(つうか、こういう時ってどうすんだ……?)

 学生時代、ふざけ半分でバレンタインのチョコレートを貰った経験はある朋也だが、こういった真剣な告白は初めてだったから戸惑いを隠せない。
 申し出を受けるべきなのか、それとも、やんわりとでも断るべきなのか。

「すぐに返事して、なんて言わないから」

 底抜けに明るい口調で、誓子が言ってきた。

「まずは友達でお試し。さっき携帯番号渡したでしょ? ほんと、気が向いたらあの番号に連絡してきてよ。友達としてなら気楽に付き合えるんじゃない?」

 朋也に断る余地を与えてくれそうにない。
 『友達でお試し』などと言っているが、どうにも強引に押し進められてしまった気がしなくもない。

「俺、つまんねえ男だと思うけど……?」

 遠回しに断ろうとしたものの、「そんなこと言わない!」とバッサリ斬り捨てられてしまった。

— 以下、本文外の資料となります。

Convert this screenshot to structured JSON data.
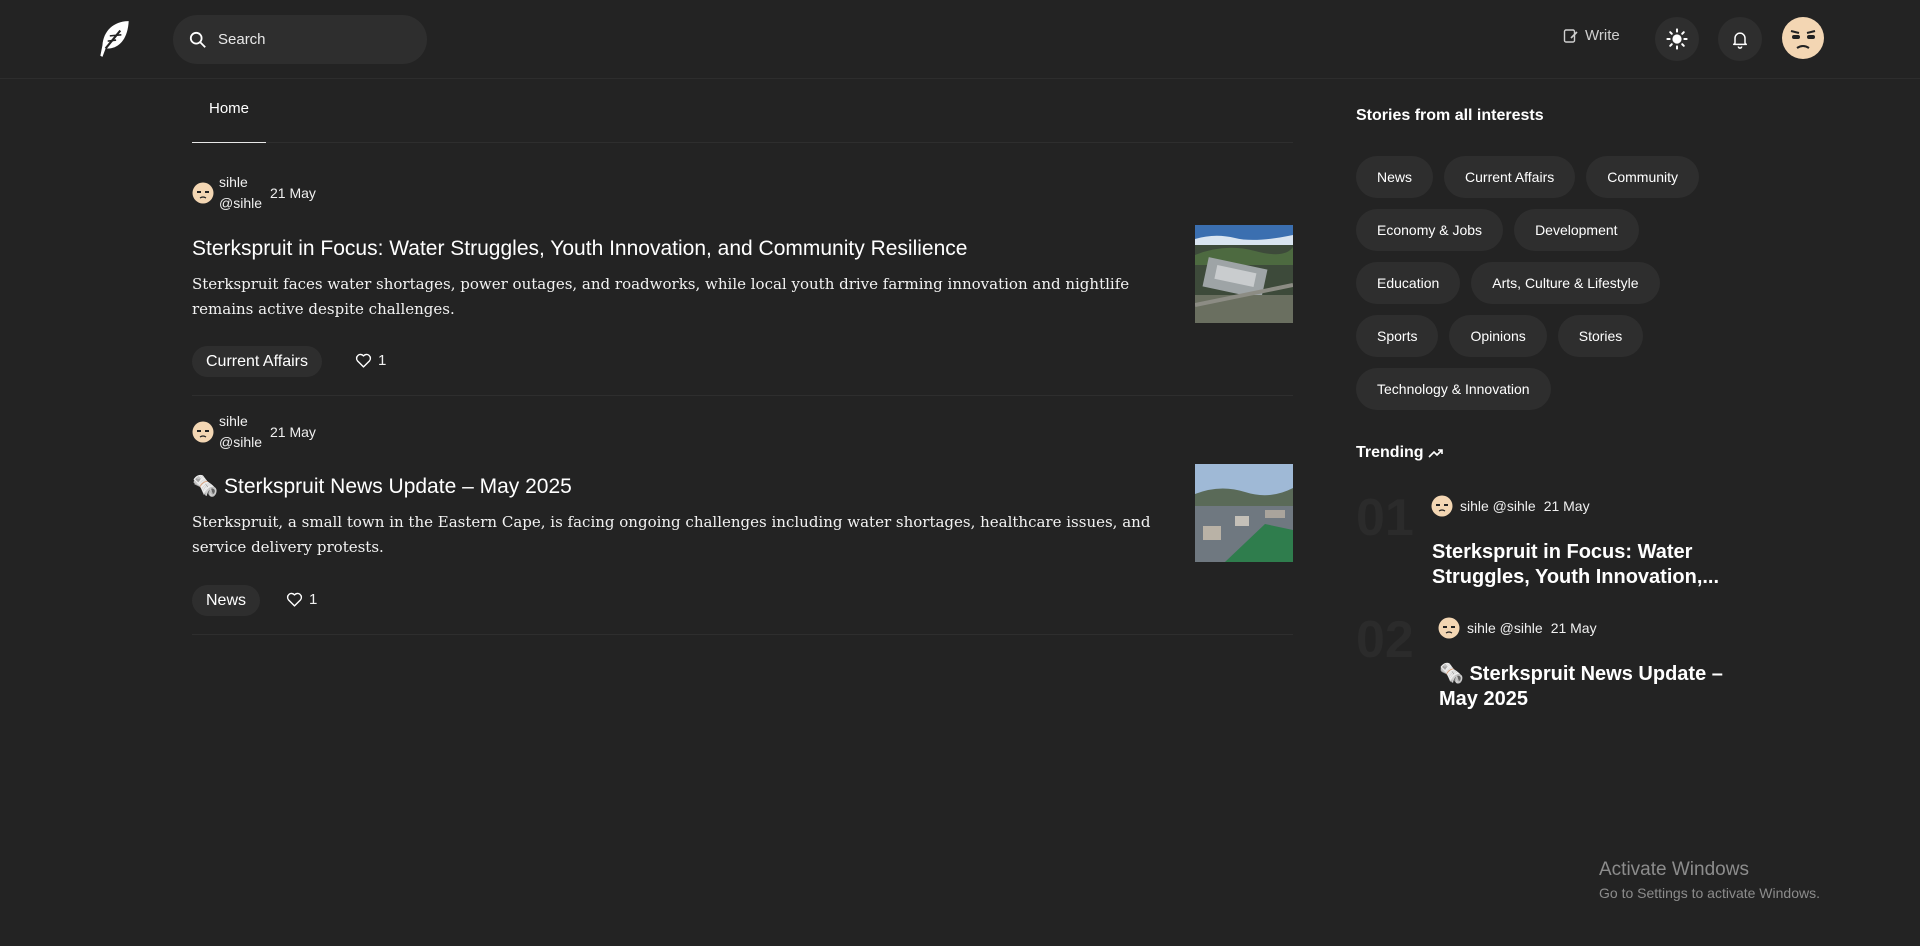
{
  "header": {
    "search_placeholder": "Search",
    "write_label": "Write"
  },
  "tabs": [
    {
      "label": "Home"
    }
  ],
  "posts": [
    {
      "author_name": "sihle",
      "author_handle": "@sihle",
      "date": "21 May",
      "title": "Sterkspruit in Focus: Water Struggles, Youth Innovation, and Community Resilience",
      "excerpt": "Sterkspruit faces water shortages, power outages, and roadworks, while local youth drive farming innovation and nightlife remains active despite challenges.",
      "category": "Current Affairs",
      "likes": "1"
    },
    {
      "author_name": "sihle",
      "author_handle": "@sihle",
      "date": "21 May",
      "title": "🗞️ Sterkspruit News Update – May 2025",
      "excerpt": "Sterkspruit, a small town in the Eastern Cape, is facing ongoing challenges including water shortages, healthcare issues, and service delivery protests.",
      "category": "News",
      "likes": "1"
    }
  ],
  "sidebar": {
    "interests_title": "Stories from all interests",
    "topics": [
      "News",
      "Current Affairs",
      "Community",
      "Economy & Jobs",
      "Development",
      "Education",
      "Arts, Culture & Lifestyle",
      "Sports",
      "Opinions",
      "Stories",
      "Technology & Innovation"
    ],
    "trending_title": "Trending",
    "trending": [
      {
        "rank": "01",
        "author": "sihle @sihle",
        "date": "21 May",
        "title": "Sterkspruit in Focus: Water Struggles, Youth Innovation,..."
      },
      {
        "rank": "02",
        "author": "sihle @sihle",
        "date": "21 May",
        "title": "🗞️ Sterkspruit News Update – May 2025"
      }
    ]
  },
  "watermark": {
    "line1": "Activate Windows",
    "line2": "Go to Settings to activate Windows."
  },
  "colors": {
    "background": "#232323",
    "surface": "#2e2e2e",
    "text": "#ffffff"
  }
}
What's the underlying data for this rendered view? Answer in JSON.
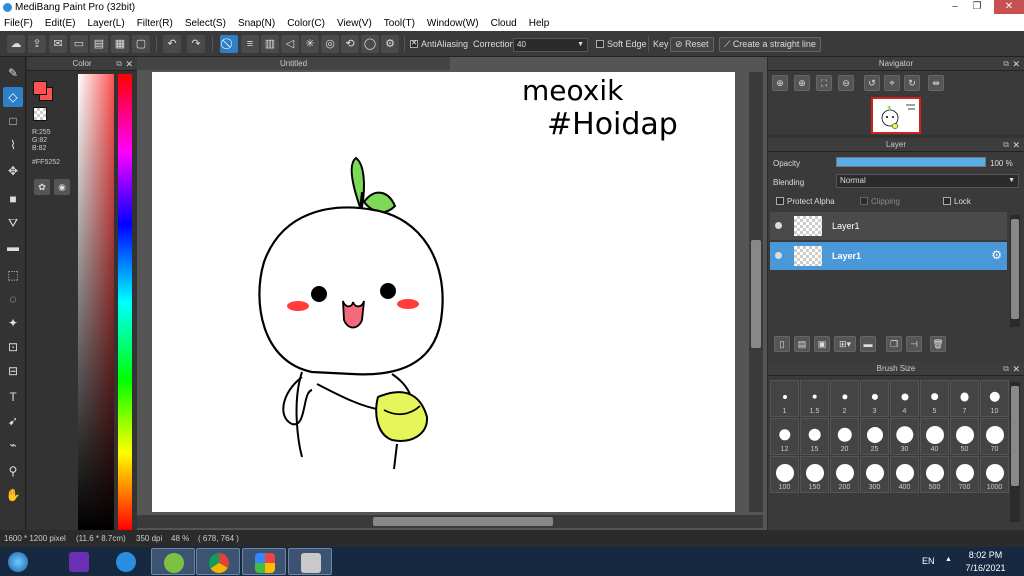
{
  "window": {
    "title": "MediBang Paint Pro (32bit)"
  },
  "menu": [
    "File(F)",
    "Edit(E)",
    "Layer(L)",
    "Filter(R)",
    "Select(S)",
    "Snap(N)",
    "Color(C)",
    "View(V)",
    "Tool(T)",
    "Window(W)",
    "Cloud",
    "Help"
  ],
  "toolbar": {
    "antialiasing_label": "AntiAliasing",
    "correction_label": "Correction",
    "correction_value": "40",
    "soft_edge_label": "Soft Edge",
    "key_label": "Key",
    "reset_label": "Reset",
    "straight_line_label": "Create a straight line"
  },
  "color_panel": {
    "title": "Color",
    "primary_color": "#FF5252",
    "r": "R:255",
    "g": "G:82",
    "b": "B:82",
    "hex": "#FF5252"
  },
  "canvas": {
    "tab_title": "Untitled",
    "handwriting_line1": "meoxik",
    "handwriting_line2": "#Hoidap"
  },
  "navigator": {
    "title": "Navigator"
  },
  "layer_panel": {
    "title": "Layer",
    "opacity_label": "Opacity",
    "opacity_value": "100 %",
    "opacity_fraction": 1.0,
    "blending_label": "Blending",
    "blending_value": "Normal",
    "protect_alpha_label": "Protect Alpha",
    "clipping_label": "Clipping",
    "lock_label": "Lock",
    "layers": [
      {
        "name": "Layer1",
        "selected": false
      },
      {
        "name": "Layer1",
        "selected": true
      }
    ]
  },
  "brush_size": {
    "title": "Brush Size",
    "sizes": [
      "1",
      "1.5",
      "2",
      "3",
      "4",
      "5",
      "7",
      "10",
      "12",
      "15",
      "20",
      "25",
      "30",
      "40",
      "50",
      "70",
      "100",
      "150",
      "200",
      "300",
      "400",
      "500",
      "700",
      "1000"
    ]
  },
  "status": {
    "dimensions": "1600 * 1200 pixel",
    "physical": "(11.6 * 8.7cm)",
    "dpi": "350 dpi",
    "zoom": "48 %",
    "cursor": "( 678, 764 )"
  },
  "taskbar": {
    "language": "EN",
    "time": "8:02 PM",
    "date": "7/16/2021"
  },
  "colors": {
    "accent": "#2d7fc8",
    "selected_layer": "#4a98d8",
    "navigator_frame": "#d12020",
    "leaf_green": "#7ed957",
    "bag_yellow": "#e6f55a",
    "blush": "#ff3b3b"
  }
}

「私は高沢君のままの高沢君が好きなの。ずっと一途に好きな子を想い続けてる高沢君もひっくるめてね。それとも、私のこと嫌い?」

「いや、別に嫌いってことは……」

「ならいいじゃない。しばらくお試しで付き合ってよ」

 もう、頷く以外になかった。

(仕方ねえ、か……)

 朋也は心の中でぼやきながら、ひっそりと小さく溜め息を漏らした。